The Bambatha Tax Rebellion: “Exterminate the Brutes”

Here’s how the press back home covered the Bambatha Rebellion. From the Spectator:

The Native Peril in South Africa

We do not think that too much importance should be attached to the present native trouble in Natal. So far as the facts appear, the disturbances would seem to be isolated and inconsiderable. A Poll-tax has been recently introduced into that Colony to supplement the Hut-tax, and is levied upon the young bloods of a tribe who have no kraals of their own. About fourteen miles from Pietermaritzburg there is a small settlement of Christianised Kaffirs belonging to the Mvelis tribe, who announced their intention of resisting the new levy. Accordingly, when on a detachment of the Natal Police was sent to collect it, some forty natives ambushed the party, and in the fight which followed an inspector and a trooper were killed and another inspector wounded. The rest made their escape, martial law was proclaimed, and the following day a strong force of Natal Carabineers went out to find the murderers, who had fled to the difficult bush country around the source of the Umkomaas River. Imperial troops were offered from the Transvaal to supplement the resources of the local authorities. The other native tribes have remained quiet, and the Mvelis chief has volunteered to assist in the capture of the offenders, who are said not to exceed fifty in number. So far the trouble seems nothing more than a violent breach of the peace by a few unruly natives. The only sinister facts in the case are that the Mvelis are Christianised, and apparently under the influence of the Ethiopian movement. Hitherto it has been believed that Natal was almost exempt from that ill-omened propaganda, but if rumour speaks true, it shows that it has wider ramifications than was supposed, and is capable of stirring its votaries to active rebellion.

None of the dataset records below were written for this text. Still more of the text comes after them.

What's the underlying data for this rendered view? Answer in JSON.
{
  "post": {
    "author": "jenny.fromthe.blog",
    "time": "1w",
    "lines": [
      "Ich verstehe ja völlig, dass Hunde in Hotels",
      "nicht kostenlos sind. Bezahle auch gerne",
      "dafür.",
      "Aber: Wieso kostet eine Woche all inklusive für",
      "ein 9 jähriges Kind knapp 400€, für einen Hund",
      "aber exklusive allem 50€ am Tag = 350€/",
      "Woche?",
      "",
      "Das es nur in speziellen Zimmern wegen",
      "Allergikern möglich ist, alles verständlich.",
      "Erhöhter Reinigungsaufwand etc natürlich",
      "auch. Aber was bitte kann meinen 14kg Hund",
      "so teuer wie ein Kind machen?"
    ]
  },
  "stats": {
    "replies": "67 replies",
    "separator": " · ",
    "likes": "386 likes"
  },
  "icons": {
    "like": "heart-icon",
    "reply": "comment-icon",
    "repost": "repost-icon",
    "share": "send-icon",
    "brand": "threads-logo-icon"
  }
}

The article goes on to do some crystal ball reading and speculation and unashamed open plotting for how best to keep black Africans under the thumb of their foreign white “Paramount.” There are no further details about the tax rebellion, however. The second paragraph closes with this remarkable sentence: “If there should arise a leader among this vast people, or if some common grievance against their white masters should coerce them into unity, it is hard to see what could save South African civilisation except a long and terrible war and the extermination of the malcontents.” Civilization has never sounded so worth saving!